What is Security Awareness?
Effective security awareness goes beyond knowing what phishing is. It is about how employees in companies respond under pressure, dare to report mistakes, and make the right decisions in realistic situations.
What is awareness? And why it truly works when training and real-world practice come together
Security awareness is often described as “making employees aware of cyber threats.” That is correct, but it is also too narrow. In practice, real security awareness is not just about knowledge, but about behaviour under pressure. About what people do when they have to decide quickly, when something looks trustworthy, or when someone appears authoritative.
Most companies now understand that technology alone is not enough. Firewalls, EDR, MFA, and SIEM all do their job, yet nearly every serious incident still starts with a human action. Not because people are incompetent, but because they are human.
The reality on the work floor
What we see in practice at companies
Across audits, pentests, and incident investigations, the same patterns keep returning:
- The phishing email was just credible enough.
- The employee hesitated, but acted anyway.
- Reporting happened hours or days later, or not at all.
- Procedures existed, but were unclear or impractical.
Rarely is the problem unwillingness. The problem is context. Security awareness fails when it is disconnected from the reality of people’s daily work.
An employee helping customers wants to help. A finance profile under pressure to process a payment acts fast. An IT engineer who already handled ten alerts that day clicks one away.
That is why security awareness must always align with how people actually work. Training without practice has little effect. Practice without guidance creates frustration.
What security awareness really is
True security awareness is the ability of employees within companies to, in realistic situations:
- recognise signals that something is off,
- consciously pause before taking action,
- and know what to do when something goes wrong.
This means security awareness always consists of three layers:
- Insight: Understanding how attacks work. Not technically, but human-centric. Why phishing works. Why social engineering is so effective.
- Behaviour: What do you do when you are unsure? Do you verify, delay or report? Behaviour only changes through repetition, feedback, and experience.
- Culture: Do employees feel safe reporting mistakes without shame or fear? Is reporting seen as a burden or as valuable input?
Without this third layer, training and testing remain isolated initiatives.
Why training alone is not enough
Many companies start with a phishing test or an awareness training. That is logical and necessary, but the impact remains limited if it stops there. After a few weeks, attention fades, and employees mainly remember that they “failed,” not what to do differently next time.
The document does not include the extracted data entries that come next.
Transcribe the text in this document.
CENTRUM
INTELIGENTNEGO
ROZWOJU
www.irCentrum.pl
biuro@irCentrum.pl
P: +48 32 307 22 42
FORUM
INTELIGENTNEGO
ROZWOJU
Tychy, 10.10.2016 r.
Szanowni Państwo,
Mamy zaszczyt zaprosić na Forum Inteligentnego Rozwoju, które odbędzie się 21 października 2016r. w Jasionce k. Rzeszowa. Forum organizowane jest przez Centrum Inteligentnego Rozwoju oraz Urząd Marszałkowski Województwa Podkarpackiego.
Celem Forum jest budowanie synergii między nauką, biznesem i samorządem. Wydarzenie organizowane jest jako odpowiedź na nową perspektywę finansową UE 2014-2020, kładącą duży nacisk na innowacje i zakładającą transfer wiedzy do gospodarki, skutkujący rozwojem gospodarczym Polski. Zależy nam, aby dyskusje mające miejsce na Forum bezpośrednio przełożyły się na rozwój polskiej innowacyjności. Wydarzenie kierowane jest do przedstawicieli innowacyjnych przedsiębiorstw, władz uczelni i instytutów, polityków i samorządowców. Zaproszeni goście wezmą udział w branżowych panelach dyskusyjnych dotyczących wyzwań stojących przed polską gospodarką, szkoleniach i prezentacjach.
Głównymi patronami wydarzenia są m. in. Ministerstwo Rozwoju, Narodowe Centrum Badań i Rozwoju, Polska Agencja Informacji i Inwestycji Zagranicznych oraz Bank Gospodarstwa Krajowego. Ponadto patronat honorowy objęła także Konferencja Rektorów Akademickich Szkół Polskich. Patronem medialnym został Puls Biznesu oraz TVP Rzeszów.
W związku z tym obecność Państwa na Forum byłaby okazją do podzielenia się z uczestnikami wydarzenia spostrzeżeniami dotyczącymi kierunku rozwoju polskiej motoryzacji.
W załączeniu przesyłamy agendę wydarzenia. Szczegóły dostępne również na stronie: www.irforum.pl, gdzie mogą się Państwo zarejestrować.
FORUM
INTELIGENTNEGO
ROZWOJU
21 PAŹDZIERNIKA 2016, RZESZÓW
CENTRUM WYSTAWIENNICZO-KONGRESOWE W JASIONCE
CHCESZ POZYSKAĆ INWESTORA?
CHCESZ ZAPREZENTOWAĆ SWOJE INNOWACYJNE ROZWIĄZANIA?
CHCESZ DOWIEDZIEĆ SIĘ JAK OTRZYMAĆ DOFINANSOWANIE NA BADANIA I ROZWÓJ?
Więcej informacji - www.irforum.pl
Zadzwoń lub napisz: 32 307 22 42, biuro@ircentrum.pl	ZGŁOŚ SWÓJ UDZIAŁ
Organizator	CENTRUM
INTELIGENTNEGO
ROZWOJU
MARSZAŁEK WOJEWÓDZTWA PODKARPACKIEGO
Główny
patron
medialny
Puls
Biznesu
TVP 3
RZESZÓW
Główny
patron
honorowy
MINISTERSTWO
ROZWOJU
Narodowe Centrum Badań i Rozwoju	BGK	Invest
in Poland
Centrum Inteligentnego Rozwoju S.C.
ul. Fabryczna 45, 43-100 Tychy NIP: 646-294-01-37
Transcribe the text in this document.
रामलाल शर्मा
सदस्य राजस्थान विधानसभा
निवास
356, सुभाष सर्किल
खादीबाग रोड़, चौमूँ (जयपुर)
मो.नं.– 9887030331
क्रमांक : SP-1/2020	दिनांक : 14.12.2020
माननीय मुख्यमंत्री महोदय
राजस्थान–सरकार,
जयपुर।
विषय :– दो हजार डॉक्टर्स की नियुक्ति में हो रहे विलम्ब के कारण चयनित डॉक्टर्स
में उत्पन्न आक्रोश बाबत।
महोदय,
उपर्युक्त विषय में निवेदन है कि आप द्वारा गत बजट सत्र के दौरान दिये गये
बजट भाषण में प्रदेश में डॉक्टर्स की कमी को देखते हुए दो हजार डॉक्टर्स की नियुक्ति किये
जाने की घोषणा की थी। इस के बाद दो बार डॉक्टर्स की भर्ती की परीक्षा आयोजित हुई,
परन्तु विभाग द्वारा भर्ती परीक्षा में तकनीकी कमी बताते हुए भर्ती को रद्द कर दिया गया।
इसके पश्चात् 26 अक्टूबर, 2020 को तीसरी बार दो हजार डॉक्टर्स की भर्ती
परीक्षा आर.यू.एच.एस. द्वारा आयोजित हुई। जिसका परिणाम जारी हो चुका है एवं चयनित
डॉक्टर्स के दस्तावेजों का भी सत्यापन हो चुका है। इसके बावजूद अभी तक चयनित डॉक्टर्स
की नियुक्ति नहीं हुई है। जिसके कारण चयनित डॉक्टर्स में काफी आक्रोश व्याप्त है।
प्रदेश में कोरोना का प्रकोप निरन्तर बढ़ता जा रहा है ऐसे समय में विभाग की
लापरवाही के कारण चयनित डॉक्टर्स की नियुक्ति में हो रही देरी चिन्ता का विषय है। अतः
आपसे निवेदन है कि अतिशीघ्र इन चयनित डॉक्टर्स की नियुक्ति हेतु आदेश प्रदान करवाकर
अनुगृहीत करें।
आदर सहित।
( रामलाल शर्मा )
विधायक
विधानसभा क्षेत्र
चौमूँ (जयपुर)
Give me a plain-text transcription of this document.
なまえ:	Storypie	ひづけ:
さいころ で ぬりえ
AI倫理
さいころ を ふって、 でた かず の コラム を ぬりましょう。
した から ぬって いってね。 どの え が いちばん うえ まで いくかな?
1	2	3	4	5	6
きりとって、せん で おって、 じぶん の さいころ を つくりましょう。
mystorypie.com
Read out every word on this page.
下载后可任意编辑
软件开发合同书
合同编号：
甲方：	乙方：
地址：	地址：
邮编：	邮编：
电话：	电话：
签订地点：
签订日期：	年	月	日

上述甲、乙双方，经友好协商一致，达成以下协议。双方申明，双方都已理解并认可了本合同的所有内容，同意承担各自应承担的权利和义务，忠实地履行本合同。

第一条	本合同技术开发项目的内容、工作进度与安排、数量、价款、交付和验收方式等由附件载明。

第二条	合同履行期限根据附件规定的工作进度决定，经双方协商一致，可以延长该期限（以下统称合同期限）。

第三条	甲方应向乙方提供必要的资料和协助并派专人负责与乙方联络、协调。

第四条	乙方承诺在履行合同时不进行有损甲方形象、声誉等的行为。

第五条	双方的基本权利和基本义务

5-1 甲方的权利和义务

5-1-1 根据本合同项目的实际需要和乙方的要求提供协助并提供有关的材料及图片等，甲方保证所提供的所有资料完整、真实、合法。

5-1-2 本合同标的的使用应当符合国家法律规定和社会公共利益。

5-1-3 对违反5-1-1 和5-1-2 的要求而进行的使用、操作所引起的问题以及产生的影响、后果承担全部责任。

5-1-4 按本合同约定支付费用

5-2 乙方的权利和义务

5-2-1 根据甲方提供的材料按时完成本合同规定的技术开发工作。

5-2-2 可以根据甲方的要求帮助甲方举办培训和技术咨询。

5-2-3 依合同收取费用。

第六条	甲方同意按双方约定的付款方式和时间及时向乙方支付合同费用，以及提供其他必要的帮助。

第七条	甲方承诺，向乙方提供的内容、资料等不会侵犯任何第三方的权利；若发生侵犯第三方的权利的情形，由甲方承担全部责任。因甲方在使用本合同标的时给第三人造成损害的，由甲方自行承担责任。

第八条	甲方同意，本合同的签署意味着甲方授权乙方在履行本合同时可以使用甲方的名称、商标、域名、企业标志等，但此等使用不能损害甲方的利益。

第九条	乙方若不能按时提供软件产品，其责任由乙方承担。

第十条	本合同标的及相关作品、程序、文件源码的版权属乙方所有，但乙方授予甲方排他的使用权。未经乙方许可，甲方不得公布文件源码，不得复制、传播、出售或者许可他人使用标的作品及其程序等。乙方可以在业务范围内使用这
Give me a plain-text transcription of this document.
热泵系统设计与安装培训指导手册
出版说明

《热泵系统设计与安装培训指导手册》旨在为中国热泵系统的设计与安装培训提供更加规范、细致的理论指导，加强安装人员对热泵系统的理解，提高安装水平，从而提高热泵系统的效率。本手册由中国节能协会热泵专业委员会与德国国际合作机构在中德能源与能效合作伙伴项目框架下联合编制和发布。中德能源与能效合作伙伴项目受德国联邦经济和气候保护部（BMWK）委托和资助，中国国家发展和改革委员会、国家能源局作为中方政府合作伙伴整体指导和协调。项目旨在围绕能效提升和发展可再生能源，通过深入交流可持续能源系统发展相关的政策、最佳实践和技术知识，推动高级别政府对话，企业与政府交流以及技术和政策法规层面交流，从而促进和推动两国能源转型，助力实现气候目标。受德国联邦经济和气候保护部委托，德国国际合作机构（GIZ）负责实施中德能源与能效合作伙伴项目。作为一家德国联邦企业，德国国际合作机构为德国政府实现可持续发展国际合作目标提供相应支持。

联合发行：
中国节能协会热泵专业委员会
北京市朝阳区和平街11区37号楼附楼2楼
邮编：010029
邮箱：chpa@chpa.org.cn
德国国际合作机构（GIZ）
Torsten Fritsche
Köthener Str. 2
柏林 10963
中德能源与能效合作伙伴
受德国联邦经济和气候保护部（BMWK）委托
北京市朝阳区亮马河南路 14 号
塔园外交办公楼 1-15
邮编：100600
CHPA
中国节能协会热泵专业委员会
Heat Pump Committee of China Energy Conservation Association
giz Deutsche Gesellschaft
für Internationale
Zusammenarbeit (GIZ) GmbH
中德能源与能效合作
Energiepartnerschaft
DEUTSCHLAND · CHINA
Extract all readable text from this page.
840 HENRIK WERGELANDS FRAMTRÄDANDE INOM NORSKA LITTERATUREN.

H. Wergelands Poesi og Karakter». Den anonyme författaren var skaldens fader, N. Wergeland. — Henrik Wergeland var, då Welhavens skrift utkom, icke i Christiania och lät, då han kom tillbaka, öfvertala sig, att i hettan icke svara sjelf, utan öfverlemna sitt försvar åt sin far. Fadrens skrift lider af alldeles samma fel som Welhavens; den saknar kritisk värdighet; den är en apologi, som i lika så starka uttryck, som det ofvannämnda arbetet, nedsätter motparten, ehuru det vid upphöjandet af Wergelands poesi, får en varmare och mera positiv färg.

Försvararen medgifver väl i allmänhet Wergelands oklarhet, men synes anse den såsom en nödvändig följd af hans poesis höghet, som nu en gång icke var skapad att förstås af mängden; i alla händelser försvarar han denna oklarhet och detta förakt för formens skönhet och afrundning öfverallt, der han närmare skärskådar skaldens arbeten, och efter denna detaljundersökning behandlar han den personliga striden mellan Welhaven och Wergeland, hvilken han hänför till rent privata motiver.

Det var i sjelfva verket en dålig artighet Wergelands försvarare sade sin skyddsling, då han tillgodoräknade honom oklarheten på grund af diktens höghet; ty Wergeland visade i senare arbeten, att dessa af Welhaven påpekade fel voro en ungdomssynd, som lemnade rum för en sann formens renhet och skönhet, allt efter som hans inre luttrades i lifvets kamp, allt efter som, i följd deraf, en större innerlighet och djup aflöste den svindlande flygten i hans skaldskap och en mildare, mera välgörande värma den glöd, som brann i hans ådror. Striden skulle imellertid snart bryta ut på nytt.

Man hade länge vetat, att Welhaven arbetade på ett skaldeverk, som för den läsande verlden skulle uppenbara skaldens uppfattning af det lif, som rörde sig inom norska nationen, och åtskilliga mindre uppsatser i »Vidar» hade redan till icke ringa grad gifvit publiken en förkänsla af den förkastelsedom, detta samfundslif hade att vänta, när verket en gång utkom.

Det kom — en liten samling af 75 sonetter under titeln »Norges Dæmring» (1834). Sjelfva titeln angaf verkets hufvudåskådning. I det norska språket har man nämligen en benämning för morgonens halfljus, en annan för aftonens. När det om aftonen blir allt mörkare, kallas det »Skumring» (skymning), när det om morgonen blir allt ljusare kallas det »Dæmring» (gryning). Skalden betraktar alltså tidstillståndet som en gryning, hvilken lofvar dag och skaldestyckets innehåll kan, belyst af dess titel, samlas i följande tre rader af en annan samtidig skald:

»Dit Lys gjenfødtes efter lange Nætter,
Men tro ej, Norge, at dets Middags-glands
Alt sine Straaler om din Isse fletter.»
What actually works in practice at companies:
- targeted feedback immediately after a test or incident,
- regular repetition in small, manageable doses,
- recognisable scenarios from their own work environment,
- and a combination of training and social-engineering testing.
Companies that approach security awareness in a structured way see clear results. Incidents are reported faster, attacks are contained sooner and the overall impact is reduced.
Practical example
Why reporting matters more than acting perfectly
In several incidents, the first employee who noticed something suspicious could have made the difference. Not by never clicking, but by reporting quickly.
At companies with low-threshold reporting, an attack is often isolated within minutes. Where reporting feels like failure, an attack can remain unnoticed and continue to spread.
That is the core of security awareness: Mistakes always happen; speed determines the damage.
What security awareness is not
To avoid misunderstandings:
- It is not a one-off exercise.
- It is not a compliance checkbox.
- It is not a theoretical presentation.
- It is not a blame exercise after a phishing test.
Once employees experience security as something that works against them, it loses its value.
Security awareness as a fixed part of security
Companies that do this well treat security awareness like patching or monitoring:
- continuous,
- measurable,
- and adapted to evolving threats.
They connect training and testing to real risks, real incidents, and recognisable situations on the work floor. Not to abstract statistics.
In summary
What security awareness really means for companies
Real security awareness is a company’s collective ability to limit human error, detect incidents quickly, and report issues without fear. Not by making people flawless, but by making them resilient through training, realistic testing, and clear agreements.
Technology absorbs a lot. People often determine how big the impact becomes.